For mica and other antique items you will find that the folks at  :  http://www.goodtimestove.com/   rebuild old stoves for a living and will be able to help you with mica and other items you need. If you have the time it is worth a trip to go there and see the old stoves, he has a number of them burning all the time, and discuss this stuff with him directly. If not go to the web site anyway. If you do go, Yankee Candle's home shop, etc is also there and makes for a nice side attraction as well.

Those stoves are very nice and when kept in good order will do a nice job. They will go through more wood than you might like, but can be worth it. Also, you can get an inline CAT for them to install in the pipe just above the outlet; then they burn clean too. Agree with webwidow's comments on clean out, ash pan, etc. If you don't have an ashpan with the stove, you can get a local duct work maker to bend you up one, usually pretty inexpensively: or use a metal cake pan of aprox. size, etc.

I have a number of these old stoves that I use a little and they are wonderful.


----------



## JimWalshin845 (Jan 1, 2008)

Swestall,

I thought the in-line Cats were just gimmicks and really were just creosote collectors. Do you have any links or suggestions as to good in-line Cats?


----------



## swestall (Jan 1, 2008)

Hey Jim, I don't at the moment but could do the research.
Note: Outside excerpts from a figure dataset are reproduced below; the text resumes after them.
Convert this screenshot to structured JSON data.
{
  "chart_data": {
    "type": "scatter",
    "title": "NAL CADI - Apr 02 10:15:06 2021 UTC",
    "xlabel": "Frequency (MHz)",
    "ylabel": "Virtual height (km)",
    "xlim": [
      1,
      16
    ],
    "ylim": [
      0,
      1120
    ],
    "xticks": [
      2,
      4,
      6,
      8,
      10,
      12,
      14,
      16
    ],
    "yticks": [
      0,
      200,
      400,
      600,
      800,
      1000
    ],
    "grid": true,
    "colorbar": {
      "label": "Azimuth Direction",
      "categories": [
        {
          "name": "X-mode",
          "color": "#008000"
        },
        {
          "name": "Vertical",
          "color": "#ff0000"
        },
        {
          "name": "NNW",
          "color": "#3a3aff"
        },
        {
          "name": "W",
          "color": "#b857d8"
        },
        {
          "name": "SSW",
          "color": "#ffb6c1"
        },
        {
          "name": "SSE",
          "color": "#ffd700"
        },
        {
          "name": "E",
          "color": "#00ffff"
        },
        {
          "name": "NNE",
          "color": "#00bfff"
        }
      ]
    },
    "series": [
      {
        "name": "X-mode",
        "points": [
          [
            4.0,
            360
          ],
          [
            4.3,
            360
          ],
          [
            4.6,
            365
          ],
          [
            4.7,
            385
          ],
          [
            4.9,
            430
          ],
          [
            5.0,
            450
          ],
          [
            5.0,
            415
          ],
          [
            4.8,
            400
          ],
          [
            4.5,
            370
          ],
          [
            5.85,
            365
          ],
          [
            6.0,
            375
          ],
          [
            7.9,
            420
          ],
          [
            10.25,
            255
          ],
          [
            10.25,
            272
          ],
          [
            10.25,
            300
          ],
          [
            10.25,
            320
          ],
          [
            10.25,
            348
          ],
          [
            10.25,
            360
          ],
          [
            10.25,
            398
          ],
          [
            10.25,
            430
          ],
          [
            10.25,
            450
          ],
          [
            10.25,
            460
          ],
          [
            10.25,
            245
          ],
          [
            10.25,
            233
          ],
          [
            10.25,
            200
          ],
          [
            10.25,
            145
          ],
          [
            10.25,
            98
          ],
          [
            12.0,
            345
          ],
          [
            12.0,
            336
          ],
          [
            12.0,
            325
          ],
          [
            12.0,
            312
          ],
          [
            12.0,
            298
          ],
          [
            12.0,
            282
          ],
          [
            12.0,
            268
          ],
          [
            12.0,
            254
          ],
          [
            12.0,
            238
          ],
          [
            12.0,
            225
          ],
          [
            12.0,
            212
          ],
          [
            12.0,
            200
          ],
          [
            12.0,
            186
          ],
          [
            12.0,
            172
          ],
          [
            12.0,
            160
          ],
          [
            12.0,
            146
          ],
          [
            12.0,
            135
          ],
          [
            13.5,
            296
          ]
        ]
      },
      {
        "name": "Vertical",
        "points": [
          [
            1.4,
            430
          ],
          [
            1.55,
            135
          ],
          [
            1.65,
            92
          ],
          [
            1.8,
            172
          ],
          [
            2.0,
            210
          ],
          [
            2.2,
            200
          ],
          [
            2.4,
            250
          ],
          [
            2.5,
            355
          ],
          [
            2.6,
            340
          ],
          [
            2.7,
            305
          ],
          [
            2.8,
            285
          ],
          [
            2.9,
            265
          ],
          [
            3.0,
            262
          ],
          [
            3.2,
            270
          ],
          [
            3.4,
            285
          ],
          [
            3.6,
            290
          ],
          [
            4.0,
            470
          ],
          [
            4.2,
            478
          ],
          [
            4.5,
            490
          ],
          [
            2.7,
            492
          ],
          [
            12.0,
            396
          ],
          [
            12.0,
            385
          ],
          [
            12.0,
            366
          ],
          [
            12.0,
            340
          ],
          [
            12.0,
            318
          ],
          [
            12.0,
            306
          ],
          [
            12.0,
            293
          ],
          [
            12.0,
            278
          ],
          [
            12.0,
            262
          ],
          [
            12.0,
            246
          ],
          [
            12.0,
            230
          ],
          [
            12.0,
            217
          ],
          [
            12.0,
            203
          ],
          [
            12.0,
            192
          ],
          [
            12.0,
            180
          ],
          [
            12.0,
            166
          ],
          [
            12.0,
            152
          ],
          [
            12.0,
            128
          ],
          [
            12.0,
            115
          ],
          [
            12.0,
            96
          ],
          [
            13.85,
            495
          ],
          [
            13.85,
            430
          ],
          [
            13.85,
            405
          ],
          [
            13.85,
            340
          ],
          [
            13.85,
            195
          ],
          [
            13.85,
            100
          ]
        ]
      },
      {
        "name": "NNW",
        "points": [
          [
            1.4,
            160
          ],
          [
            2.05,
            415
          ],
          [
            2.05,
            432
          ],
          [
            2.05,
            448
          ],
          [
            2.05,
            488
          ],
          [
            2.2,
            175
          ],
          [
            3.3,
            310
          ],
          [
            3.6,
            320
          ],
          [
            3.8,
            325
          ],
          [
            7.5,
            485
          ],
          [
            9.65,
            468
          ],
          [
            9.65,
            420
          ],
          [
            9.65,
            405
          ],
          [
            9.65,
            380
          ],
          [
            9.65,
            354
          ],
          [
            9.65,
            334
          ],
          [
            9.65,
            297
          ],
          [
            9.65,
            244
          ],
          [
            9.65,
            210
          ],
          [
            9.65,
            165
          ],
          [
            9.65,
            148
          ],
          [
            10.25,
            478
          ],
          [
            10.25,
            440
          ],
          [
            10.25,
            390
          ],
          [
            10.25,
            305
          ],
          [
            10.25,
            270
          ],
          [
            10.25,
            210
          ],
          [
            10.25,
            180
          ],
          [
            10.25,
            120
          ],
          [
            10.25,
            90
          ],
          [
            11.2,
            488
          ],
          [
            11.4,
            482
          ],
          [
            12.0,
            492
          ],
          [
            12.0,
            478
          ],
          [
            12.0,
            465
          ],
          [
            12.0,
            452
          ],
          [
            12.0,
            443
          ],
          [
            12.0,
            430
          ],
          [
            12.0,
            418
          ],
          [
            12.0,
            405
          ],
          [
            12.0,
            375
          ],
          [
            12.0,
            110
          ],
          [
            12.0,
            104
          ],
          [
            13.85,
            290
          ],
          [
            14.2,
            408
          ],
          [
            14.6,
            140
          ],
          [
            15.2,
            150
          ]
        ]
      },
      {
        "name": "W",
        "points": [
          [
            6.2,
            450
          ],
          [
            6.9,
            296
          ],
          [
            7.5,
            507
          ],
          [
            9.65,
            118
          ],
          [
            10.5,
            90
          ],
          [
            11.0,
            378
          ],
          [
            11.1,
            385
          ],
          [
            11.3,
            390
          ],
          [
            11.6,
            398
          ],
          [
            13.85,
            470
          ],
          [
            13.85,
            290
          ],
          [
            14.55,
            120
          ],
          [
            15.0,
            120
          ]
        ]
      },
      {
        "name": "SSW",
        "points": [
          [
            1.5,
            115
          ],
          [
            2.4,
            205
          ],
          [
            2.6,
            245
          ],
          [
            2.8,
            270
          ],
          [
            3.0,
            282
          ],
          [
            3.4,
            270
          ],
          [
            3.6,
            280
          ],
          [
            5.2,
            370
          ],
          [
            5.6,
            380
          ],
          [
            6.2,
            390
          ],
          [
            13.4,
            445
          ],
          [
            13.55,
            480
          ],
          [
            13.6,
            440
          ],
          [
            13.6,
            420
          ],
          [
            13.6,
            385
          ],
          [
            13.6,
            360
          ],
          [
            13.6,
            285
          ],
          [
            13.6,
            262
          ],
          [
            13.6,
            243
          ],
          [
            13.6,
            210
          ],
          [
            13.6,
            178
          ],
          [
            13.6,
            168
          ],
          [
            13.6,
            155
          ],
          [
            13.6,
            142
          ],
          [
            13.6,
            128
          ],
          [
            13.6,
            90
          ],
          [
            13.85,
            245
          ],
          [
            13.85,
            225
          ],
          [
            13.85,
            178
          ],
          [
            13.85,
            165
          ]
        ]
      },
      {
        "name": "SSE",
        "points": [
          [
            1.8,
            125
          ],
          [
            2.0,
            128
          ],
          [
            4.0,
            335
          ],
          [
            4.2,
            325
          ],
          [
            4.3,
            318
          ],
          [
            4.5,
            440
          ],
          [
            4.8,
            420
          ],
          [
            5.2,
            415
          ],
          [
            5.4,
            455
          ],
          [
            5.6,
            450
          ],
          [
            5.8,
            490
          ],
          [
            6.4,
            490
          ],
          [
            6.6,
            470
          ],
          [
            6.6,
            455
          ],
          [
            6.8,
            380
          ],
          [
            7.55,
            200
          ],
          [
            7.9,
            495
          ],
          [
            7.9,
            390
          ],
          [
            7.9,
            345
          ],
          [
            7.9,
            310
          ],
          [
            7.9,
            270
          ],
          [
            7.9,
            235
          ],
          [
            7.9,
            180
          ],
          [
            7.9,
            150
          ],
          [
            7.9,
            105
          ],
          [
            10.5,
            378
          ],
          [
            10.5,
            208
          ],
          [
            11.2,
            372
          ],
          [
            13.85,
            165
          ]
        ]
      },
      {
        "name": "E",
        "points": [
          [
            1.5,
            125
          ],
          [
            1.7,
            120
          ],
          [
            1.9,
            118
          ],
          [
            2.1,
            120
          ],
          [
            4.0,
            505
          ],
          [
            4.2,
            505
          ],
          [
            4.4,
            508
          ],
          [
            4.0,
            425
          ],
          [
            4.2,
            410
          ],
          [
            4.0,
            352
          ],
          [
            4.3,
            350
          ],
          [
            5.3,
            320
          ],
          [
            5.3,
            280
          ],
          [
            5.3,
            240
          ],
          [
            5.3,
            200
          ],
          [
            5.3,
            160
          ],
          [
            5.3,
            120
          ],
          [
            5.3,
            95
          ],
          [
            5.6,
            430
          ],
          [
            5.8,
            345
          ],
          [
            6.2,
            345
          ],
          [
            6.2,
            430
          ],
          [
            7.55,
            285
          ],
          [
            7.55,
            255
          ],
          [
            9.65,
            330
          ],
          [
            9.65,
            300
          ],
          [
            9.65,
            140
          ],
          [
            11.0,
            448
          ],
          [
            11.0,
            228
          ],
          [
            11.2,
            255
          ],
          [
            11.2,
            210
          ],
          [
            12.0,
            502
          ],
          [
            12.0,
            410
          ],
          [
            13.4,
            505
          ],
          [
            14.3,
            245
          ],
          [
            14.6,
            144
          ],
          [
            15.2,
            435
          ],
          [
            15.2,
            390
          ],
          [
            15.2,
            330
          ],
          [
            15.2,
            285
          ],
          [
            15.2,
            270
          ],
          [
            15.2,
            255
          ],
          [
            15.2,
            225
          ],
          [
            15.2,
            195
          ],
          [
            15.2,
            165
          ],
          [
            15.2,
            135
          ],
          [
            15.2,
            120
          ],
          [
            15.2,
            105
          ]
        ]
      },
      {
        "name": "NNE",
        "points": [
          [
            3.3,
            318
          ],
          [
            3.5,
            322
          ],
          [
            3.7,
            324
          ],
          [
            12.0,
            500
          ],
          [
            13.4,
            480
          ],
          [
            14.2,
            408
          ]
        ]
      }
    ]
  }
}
I have one installed in an older stove in my shop; I've had it there for many years now. It is a round converter just like those used in many stoves, in a 6 inch pipe that is heavier guage than stove pipe. I'll get my flue temp up to around 550+ on it and close the converter, it will light off (there is a peep hole where you can see it glowing) and there isn't anything out the stack but heat. Its been very effective and the stack has only a little dust in it: so this one works. Let me go and see...........

http://www.motherearthnews.com/DIY/1983-01-01/A-Catalytic-Converter-You-Can-Build.aspx         This is an interesting article about this topic.

http://bre.umd.edu/html/151.html        And, another...

http://www.woodmanspartsplus.com/4850/Replacement-Catalytic-Combusters.html       A unit like the one I have installed.

Hope this helps all.....Steve.


----------